Children. They're still figuring out the world and things like manners and hygiene. It's up to you to keep them healthy and teach them healthy habits - because, let's face it, kids have some gross habits. It can be difficult for children to understand the idea of invisible germs that can make them sick, so start explaining early on why sticking their finger in their nose is a bad idea. More importantly, teach them how to wash their hands and keep antibacterial hand soap around. Get those germs off little fingers before they spread.
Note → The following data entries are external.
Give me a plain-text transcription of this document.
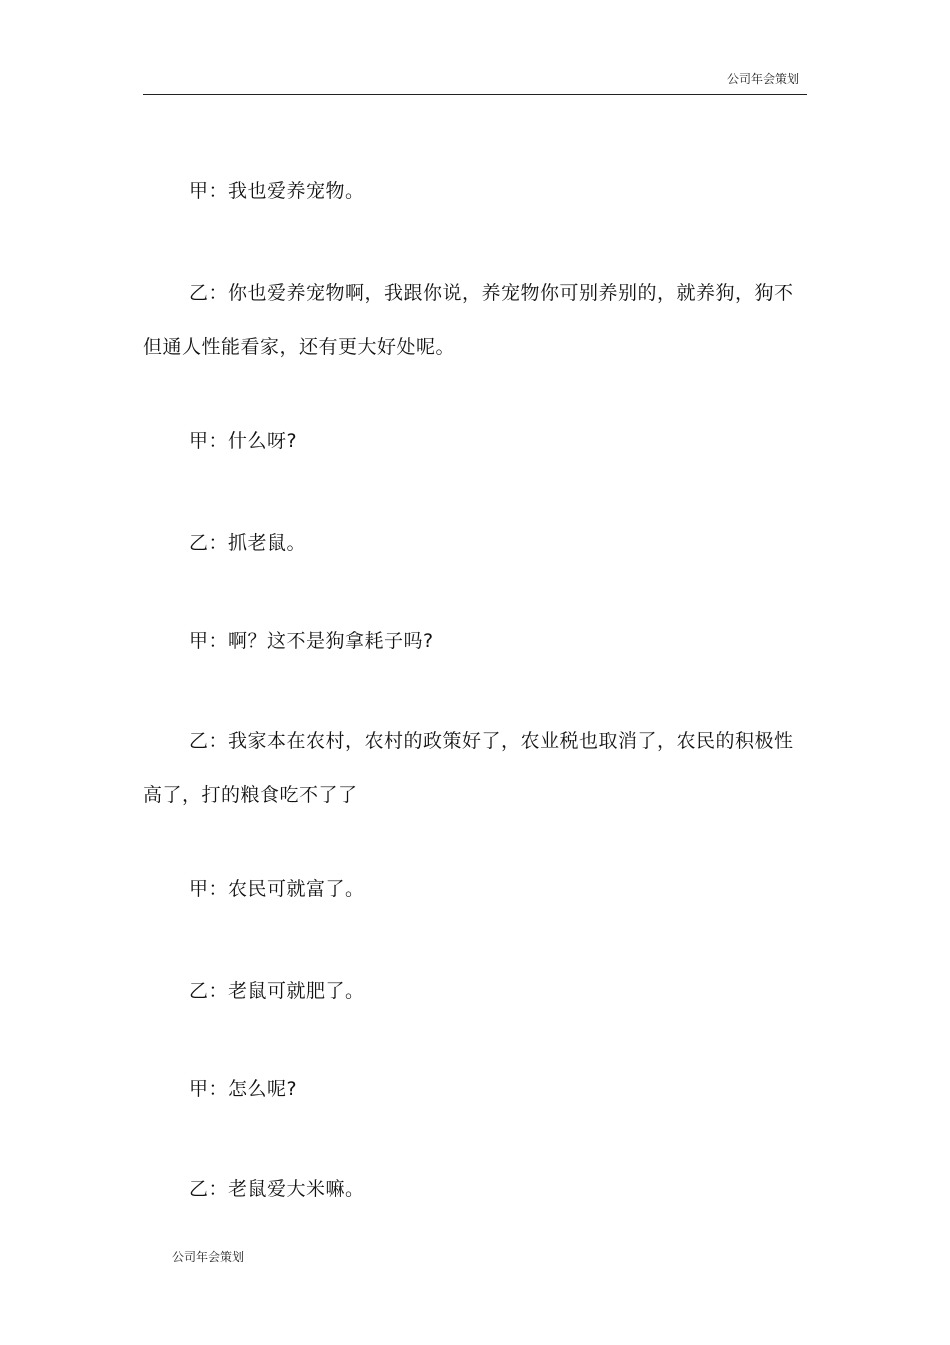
公司年会策划

甲：我也爱养宠物。

乙：你也爱养宠物啊，我跟你说，养宠物你可别养别的，就养狗，狗不但通人性能看家，还有更大好处呢。

甲：什么呀?

乙：抓老鼠。

甲：啊？这不是狗拿耗子吗?

乙：我家本在农村，农村的政策好了，农业税也取消了，农民的积极性高了，打的粮食吃不了了

甲：农民可就富了。

乙：老鼠可就肥了。

甲：怎么呢?

乙：老鼠爱大米嘛。

公司年会策划
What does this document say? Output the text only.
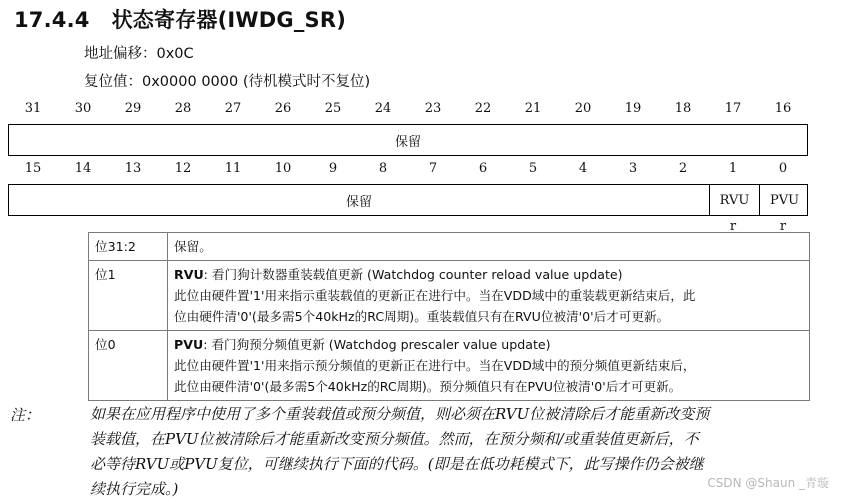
17.4.4 状态寄存器(IWDG_SR)
地址偏移：0x0C
复位值：0x0000 0000 (待机模式时不复位)
31	30	29	28	27	26	25	24	23	22	21	20	19	18	17	16
保留
15	14	13	12	11	10	9	8	7	6	5	4	3	2	1	0
保留	RVU	PVU
r	r
位31:2	保留。
位1	RVU: 看门狗计数器重装载值更新 (Watchdog counter reload value update)
此位由硬件置'1'用来指示重装载值的更新正在进行中。当在VDD域中的重装载更新结束后，此
位由硬件清'0'(最多需5个40kHz的RC周期)。重装载值只有在RVU位被清'0'后才可更新。

位0	PVU: 看门狗预分频值更新 (Watchdog prescaler value update)
此位由硬件置'1'用来指示预分频值的更新正在进行中。当在VDD域中的预分频值更新结束后，
此位由硬件清'0'(最多需5个40kHz的RC周期)。预分频值只有在PVU位被清'0'后才可更新。
注：	如果在应用程序中使用了多个重装载值或预分频值，则必须在RVU位被清除后才能重新改变预
装载值，在PVU位被清除后才能重新改变预分频值。然而，在预分频和/或重装值更新后，不
必等待RVU或PVU复位，可继续执行下面的代码。(即是在低功耗模式下，此写操作仍会被继
续执行完成。)	CSDN @Shaun _青璇
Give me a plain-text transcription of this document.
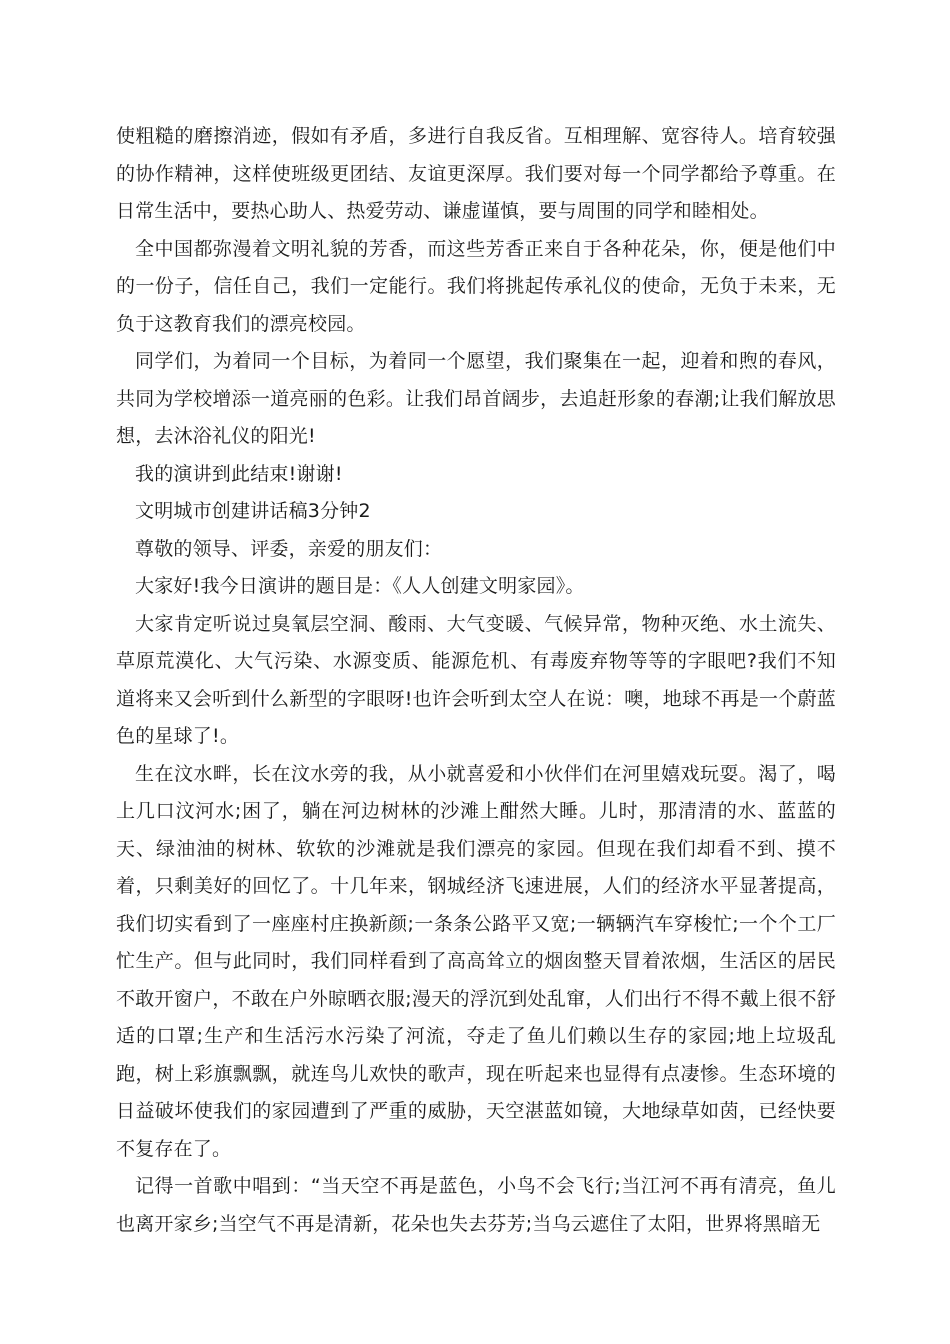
使粗糙的磨擦消迹，假如有矛盾，多进行自我反省。互相理解、宽容待人。培育较强的协作精神，这样使班级更团结、友谊更深厚。我们要对每一个同学都给予尊重。在日常生活中，要热心助人、热爱劳动、谦虚谨慎，要与周围的同学和睦相处。

全中国都弥漫着文明礼貌的芳香，而这些芳香正来自于各种花朵，你，便是他们中的一份子，信任自己，我们一定能行。我们将挑起传承礼仪的使命，无负于未来，无负于这教育我们的漂亮校园。

同学们，为着同一个目标，为着同一个愿望，我们聚集在一起，迎着和煦的春风，共同为学校增添一道亮丽的色彩。让我们昂首阔步，去追赶形象的春潮;让我们解放思想，去沐浴礼仪的阳光!

我的演讲到此结束!谢谢!

文明城市创建讲话稿3分钟2

尊敬的领导、评委，亲爱的朋友们：

大家好!我今日演讲的题目是：《人人创建文明家园》。

大家肯定听说过臭氧层空洞、酸雨、大气变暖、气候异常，物种灭绝、水土流失、草原荒漠化、大气污染、水源变质、能源危机、有毒废弃物等等的字眼吧?我们不知道将来又会听到什么新型的字眼呀!也许会听到太空人在说：噢，地球不再是一个蔚蓝色的星球了!。

生在汶水畔，长在汶水旁的我，从小就喜爱和小伙伴们在河里嬉戏玩耍。渴了，喝上几口汶河水;困了，躺在河边树林的沙滩上酣然大睡。儿时，那清清的水、蓝蓝的天、绿油油的树林、软软的沙滩就是我们漂亮的家园。但现在我们却看不到、摸不着，只剩美好的回忆了。十几年来，钢城经济飞速进展，人们的经济水平显著提高，我们切实看到了一座座村庄换新颜;一条条公路平又宽;一辆辆汽车穿梭忙;一个个工厂忙生产。但与此同时，我们同样看到了高高耸立的烟囱整天冒着浓烟，生活区的居民不敢开窗户，不敢在户外晾晒衣服;漫天的浮沉到处乱窜，人们出行不得不戴上很不舒适的口罩;生产和生活污水污染了河流，夺走了鱼儿们赖以生存的家园;地上垃圾乱跑，树上彩旗飘飘，就连鸟儿欢快的歌声，现在听起来也显得有点凄惨。生态环境的日益破坏使我们的家园遭到了严重的威胁，天空湛蓝如镜，大地绿草如茵，已经快要不复存在了。

记得一首歌中唱到：“当天空不再是蓝色，小鸟不会飞行;当江河不再有清亮，鱼儿也离开家乡;当空气不再是清新，花朵也失去芬芳;当乌云遮住了太阳，世界将黑暗无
Ew. Keep tissues on hand and make your child use one whenever you catch them picking his nose or wiping it on the back of their hand. Explain that it's a habit most people find disgusting and rude and that it can spread germs that will make them sick. Then, make sure they go and wash their hands with hand soap.
Washing hands before mealtime
Children don’t see the problem with sharing drinks, straws or any of their food with their friends. Even ignoring the problem of dangerous food allergies can be a bad habit that can sometimes spread illness. One way to combat some of this germ-sharing is to get children in the habit of washing their hands with soap before meals. This way they are less likely to spread germs to the food they're eating or passing germs on to others.
Picking at scabs
All children get bumps, scrapes and cuts when they're busy doing what children do. Some of them can be fascinated with their body's healing process. Convincing them to keep a bandage on the wound and to leave the scab alone so that it heals properly can be a chore. However, helping them to wash their hands frequently with hand soap and explaining that even small cuts or grazes can get infected if we pick at them should help them exert a little self-control. Maybe challenge them to let the scab fall off naturally and take bets on how many days it will take. As with all good hygiene, working with your child to understand that your body needs to heal is the best approach.